In the first place, what are environmental industries? According to the Organisation for Economic Co-operation and Development (OECD), "the environmental industry consists of activities which produce goods and services to measure, prevent, limit and minimize or correct environmental damage to water, air and soil, as well as problems related to waste, noise, and eco-systems". This sector deals with waste management, air pollution, water and waste, along with environmental services and equipment. But the structure of the industry is rapidly growing and changing, and it suffers from a lack of clear identity and poor representation as a sector in its own right. Canada, Japan and the United States have adopted broad definitions of the environment industry. Italy, Germany and Norway, on the other hand, have chosen narrow ones.
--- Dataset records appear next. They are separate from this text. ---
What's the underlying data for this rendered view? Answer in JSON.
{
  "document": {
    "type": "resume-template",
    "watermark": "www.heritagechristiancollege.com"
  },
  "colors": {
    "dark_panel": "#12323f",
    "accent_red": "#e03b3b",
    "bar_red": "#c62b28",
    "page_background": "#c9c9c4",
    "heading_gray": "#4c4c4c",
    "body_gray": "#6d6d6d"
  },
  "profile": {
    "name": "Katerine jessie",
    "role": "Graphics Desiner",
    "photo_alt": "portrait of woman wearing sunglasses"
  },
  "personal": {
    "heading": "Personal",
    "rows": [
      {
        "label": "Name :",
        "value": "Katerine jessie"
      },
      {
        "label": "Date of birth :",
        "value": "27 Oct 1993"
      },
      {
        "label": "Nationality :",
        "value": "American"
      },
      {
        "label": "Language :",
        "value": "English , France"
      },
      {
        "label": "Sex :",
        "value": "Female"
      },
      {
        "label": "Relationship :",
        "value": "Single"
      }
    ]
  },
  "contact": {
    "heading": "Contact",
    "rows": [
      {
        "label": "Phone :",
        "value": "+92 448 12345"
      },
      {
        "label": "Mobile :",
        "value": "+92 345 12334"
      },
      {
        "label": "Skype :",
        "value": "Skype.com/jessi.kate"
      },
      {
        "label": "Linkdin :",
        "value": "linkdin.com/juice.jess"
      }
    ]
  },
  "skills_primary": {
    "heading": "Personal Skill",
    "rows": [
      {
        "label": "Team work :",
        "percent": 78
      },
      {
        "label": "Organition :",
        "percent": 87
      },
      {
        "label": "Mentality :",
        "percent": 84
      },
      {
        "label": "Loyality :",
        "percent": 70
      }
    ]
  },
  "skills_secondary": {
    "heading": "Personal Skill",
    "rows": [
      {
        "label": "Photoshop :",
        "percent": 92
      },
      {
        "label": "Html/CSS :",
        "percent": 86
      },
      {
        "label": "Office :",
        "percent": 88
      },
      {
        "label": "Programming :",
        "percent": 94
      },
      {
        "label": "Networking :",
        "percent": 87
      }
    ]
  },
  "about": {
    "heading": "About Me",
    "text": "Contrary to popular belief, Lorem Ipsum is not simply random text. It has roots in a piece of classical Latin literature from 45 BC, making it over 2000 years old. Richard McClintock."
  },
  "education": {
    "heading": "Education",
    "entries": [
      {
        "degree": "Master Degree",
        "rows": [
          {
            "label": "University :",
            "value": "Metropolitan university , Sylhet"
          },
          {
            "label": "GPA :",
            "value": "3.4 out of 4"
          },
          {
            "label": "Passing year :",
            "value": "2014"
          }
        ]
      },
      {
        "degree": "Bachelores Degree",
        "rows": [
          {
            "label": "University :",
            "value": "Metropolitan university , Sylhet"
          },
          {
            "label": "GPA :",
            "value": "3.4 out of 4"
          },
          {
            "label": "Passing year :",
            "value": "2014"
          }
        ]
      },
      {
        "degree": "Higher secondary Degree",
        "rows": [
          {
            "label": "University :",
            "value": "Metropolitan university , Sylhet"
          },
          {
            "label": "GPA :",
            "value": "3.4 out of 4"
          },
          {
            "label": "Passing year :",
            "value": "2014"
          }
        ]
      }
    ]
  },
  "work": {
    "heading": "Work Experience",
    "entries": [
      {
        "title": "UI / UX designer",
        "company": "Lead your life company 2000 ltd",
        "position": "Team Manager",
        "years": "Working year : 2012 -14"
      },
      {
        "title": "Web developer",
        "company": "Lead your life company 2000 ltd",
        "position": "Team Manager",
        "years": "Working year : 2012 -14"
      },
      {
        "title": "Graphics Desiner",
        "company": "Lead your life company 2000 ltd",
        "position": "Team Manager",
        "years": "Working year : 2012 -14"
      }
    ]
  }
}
Such differences are bound to affect any data collected on the industry.
...making liberalization difficult
Even more important, the unclear definition of the industry may cause confusion in the application of World Trade Organization (WTO) agreements. There are separate WTO agreements dealing with goods and services, but this distinction is by no means clear in the environmental industry, for example, sewerage and wastewater treatment or solid waste management. This creates potential difficulties in liberalizing international trade in environmental industries, although the problems are now widely recognized. Various discussion papers were prepared in advance of the General Agreement on Trades and Services (GATS) 2000 negotiations. All these papers recognize that future trade negotiations should acknowledge the integration of trade in environmental goods and services.
Growth strongest in developing countries
The current market is dominated by developed countries in North America, Western Europe and Japan. However, developing and emerging markets in Asia and Latin America are growing rapidly as protection of the environment becomes a higher priority. Developing countries with growing populations and fast-paced development need environmental goods and services. In addition, aid agencies are placing a greater emphasis on sustainable development and environmental performance in their funding support programmes.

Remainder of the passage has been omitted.